Now, use the scroller on the left to go to the "element" parent node and right click on it. You will get on the right of the window a widget to edit the content of "element" so you can add "ControlPersist":

config-model-edit start

In this widget, select "ControlPath", type "ControlPersist" in the edit field:

config-model-edit start

and click on the big green arrow. This will insert the new "ControlPersist" element right after "ControlPath". On the widget on left side, open "ControlPersist" and right click on it:

config-model-edit start

The red cross means that some mandatory parameter must be filled. Use the drop down menu to set type to "leaf":

config-model-edit start

Setting type to "leaf" will bring another mandatory parameter: "value_type". To go on, one must read ssh_config documentation to find the best fit for "ControlPersist" parameter. In this case, "ControlPersist" can be "yes", "no" or a time (integer). So the value type must be set to "uniline". We'll see how to specify some sanity check later for this value.

Now, let's set up some documentation for the end user, i.e. set up the summary and description parameter so the configuration editor for ssh_config you're modifying will provide some online help for the new "ControlPersist" parameter.

  • right click on ControlPersist's "summary"
  • write some text in "Value" field on the right
  • click on "Store"

config-model-edit start

Then let's provide more detailed documentation. The easiest way is to cut'n'paste the man page into the GUI:

  • run man -E ascii ssh_config (The -E option avoids needlessly embedding UTF-8 characters)
  • search "ControlPersist" parameter
  • cut the text from the man page
  • paste it (middle click) right on ControlPersist's "description" on the left side of the window
  • right click on "description" to plish the text
  • click on "cleanup" to remove extra white space
  • Optionaly, click on "external editor" to perform further editing
  • click on "store"

View the updated GUI

You can also directly view the ssh_config GUI with the new parameter you entered with with Model→test:

config-model-edit start

Save and test the modified model

Now let's save and quit the new model with the menu File→quit.

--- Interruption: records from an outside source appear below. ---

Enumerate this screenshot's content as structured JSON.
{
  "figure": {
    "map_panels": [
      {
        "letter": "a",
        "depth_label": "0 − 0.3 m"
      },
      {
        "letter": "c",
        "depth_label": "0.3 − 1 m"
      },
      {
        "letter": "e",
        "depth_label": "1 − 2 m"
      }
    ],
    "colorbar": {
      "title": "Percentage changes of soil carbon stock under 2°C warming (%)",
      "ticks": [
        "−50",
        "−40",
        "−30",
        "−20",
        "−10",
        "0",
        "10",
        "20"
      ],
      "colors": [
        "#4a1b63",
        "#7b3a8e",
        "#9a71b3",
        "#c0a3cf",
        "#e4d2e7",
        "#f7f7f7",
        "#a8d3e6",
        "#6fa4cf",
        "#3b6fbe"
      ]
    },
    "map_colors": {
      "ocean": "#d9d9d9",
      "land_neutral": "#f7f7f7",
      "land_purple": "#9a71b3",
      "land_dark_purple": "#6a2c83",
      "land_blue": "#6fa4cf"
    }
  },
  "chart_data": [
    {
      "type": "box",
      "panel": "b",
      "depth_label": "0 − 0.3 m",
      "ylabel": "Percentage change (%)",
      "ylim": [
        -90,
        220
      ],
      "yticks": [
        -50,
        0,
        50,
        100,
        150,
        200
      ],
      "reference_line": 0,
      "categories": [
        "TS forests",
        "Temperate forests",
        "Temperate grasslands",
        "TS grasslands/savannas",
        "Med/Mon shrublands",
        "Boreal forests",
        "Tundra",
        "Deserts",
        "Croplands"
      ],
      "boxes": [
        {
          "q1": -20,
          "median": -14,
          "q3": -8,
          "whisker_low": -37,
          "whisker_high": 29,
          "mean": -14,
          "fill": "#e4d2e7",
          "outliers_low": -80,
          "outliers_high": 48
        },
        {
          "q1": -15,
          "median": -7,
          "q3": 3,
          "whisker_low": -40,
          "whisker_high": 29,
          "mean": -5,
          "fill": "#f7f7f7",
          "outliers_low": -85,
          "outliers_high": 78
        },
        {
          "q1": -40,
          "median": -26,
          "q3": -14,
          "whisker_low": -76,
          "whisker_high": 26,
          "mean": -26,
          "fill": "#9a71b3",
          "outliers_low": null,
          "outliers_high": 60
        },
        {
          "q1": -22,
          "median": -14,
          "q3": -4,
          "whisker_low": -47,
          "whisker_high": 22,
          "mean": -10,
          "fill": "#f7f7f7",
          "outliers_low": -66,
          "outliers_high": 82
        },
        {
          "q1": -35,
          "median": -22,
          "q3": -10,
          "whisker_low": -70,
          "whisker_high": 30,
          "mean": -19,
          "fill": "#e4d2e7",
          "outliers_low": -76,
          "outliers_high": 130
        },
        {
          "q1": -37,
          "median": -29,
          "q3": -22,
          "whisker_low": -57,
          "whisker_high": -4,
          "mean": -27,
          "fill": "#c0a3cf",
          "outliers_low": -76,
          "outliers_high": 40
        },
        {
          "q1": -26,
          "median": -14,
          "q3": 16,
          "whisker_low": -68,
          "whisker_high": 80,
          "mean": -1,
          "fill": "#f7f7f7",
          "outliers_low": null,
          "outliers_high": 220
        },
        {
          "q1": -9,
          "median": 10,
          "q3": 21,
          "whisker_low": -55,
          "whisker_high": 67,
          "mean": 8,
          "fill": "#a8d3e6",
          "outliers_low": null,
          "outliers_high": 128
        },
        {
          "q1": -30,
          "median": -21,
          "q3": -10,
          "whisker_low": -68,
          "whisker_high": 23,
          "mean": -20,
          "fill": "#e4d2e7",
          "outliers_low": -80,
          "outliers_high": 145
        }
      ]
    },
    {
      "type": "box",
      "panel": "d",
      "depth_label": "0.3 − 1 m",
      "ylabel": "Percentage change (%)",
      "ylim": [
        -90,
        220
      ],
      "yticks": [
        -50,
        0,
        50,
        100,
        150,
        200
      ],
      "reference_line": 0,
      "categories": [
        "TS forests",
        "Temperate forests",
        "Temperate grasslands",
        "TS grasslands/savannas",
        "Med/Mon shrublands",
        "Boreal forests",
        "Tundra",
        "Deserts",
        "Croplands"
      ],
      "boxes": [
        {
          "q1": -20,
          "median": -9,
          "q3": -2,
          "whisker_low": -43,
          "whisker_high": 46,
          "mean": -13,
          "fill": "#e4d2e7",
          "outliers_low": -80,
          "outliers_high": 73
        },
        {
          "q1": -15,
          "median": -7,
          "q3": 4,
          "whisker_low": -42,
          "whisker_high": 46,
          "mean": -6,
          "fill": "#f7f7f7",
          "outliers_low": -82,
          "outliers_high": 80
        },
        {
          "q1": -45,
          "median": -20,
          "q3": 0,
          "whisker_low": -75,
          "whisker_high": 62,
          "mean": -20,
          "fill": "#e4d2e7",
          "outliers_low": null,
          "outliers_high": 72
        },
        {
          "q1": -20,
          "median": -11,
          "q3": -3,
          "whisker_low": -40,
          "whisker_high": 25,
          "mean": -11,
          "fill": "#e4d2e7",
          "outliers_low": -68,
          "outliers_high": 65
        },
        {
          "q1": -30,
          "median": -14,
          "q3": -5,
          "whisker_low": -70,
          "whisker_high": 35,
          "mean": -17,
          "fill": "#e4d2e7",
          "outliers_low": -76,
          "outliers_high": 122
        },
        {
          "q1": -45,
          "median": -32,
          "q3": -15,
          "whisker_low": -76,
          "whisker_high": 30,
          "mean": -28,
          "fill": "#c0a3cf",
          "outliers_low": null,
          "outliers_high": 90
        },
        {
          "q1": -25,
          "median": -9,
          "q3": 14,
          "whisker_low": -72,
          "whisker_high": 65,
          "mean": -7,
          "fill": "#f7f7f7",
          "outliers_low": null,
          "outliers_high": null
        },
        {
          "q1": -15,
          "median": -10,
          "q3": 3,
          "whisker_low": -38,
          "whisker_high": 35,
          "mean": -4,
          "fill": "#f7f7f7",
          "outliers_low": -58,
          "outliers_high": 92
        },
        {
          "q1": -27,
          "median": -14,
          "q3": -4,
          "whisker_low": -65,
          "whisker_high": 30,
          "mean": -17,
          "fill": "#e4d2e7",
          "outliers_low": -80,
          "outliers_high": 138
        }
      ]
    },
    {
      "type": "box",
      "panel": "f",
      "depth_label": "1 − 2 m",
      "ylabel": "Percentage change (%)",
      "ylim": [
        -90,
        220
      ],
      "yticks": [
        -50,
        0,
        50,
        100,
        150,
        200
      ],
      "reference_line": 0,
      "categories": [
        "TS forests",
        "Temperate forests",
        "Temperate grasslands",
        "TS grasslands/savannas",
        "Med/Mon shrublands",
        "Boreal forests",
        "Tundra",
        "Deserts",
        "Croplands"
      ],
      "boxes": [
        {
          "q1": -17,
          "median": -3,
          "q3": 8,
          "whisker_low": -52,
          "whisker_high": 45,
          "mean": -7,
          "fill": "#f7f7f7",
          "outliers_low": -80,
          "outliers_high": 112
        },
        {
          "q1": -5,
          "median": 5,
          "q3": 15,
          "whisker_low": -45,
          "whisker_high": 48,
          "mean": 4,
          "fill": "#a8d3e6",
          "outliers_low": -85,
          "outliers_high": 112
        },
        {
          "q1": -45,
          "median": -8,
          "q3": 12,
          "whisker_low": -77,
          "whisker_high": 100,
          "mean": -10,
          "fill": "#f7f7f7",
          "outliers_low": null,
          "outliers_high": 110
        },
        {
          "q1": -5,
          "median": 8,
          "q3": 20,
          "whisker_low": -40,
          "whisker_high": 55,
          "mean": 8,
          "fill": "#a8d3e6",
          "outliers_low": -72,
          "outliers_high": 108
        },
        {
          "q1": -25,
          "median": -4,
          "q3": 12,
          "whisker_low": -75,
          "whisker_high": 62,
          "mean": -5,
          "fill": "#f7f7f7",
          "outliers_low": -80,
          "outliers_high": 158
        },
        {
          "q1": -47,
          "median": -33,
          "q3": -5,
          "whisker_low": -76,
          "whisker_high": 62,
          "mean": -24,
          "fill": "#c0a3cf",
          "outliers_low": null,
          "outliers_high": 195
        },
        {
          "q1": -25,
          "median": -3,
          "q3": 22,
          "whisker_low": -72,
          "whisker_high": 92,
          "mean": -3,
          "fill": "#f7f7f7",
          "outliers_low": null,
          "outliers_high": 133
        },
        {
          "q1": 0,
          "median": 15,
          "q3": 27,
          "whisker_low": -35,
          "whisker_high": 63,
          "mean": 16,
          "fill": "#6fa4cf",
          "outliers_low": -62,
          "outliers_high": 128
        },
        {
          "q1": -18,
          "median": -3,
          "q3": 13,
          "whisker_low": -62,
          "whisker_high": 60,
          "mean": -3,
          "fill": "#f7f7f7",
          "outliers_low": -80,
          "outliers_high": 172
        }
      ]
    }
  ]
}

To really make sure that nothing is broken, you should run the non-regression tests with the prove command:

$ prove -l t
t/augeas_match.t ....... ok   
t/augeas_sshd.t ........ ok   
t/custom_sshd.t ........ ok   
t/custom_sshd_match.t .. ok   
t/model_tests.t ........ 1/? Element 'AuthorizedKeysFile2' of node 'Sshd' is deprecated
Unhandled type: GLOB at /usr/share/perl5/Devel/Cycle.pm line 107.
t/model_tests.t ........ ok    
t/pod.t ................ ok     
t/ssh_config.t ......... ok     
All tests successful.
Files=7, Tests=70,  9 wallclock secs ( 0.07 usr  0.01 sys +  7.16 cusr  0.28 csys =  7.52 CPU)
Result: PASS

The few warnings are normal and are part of the tests.

And you're done. Once the test run, you can send your work with git push on your repository and send a pull request.

Option: add sanity check to validate ControlPersist content

We've seen above that "ControlPersist" legal value are rather peculiar: it's a mix of boolean ("yes" or "no") and integer. Here's a way to make cme check this value. We'll set it up so an error is raised if the value does not match what is expected:

  • Go back to editing the "ControlPersist" parameter in ssh model.
  • Make sure that Options->experience is set to master
  • right click the match parameter
  • enter and store ^(?i)yes|no|\d+$ in the value box. This regular expression will return false if ControlPersist value is not legal. See perl regular expression documentation for more details.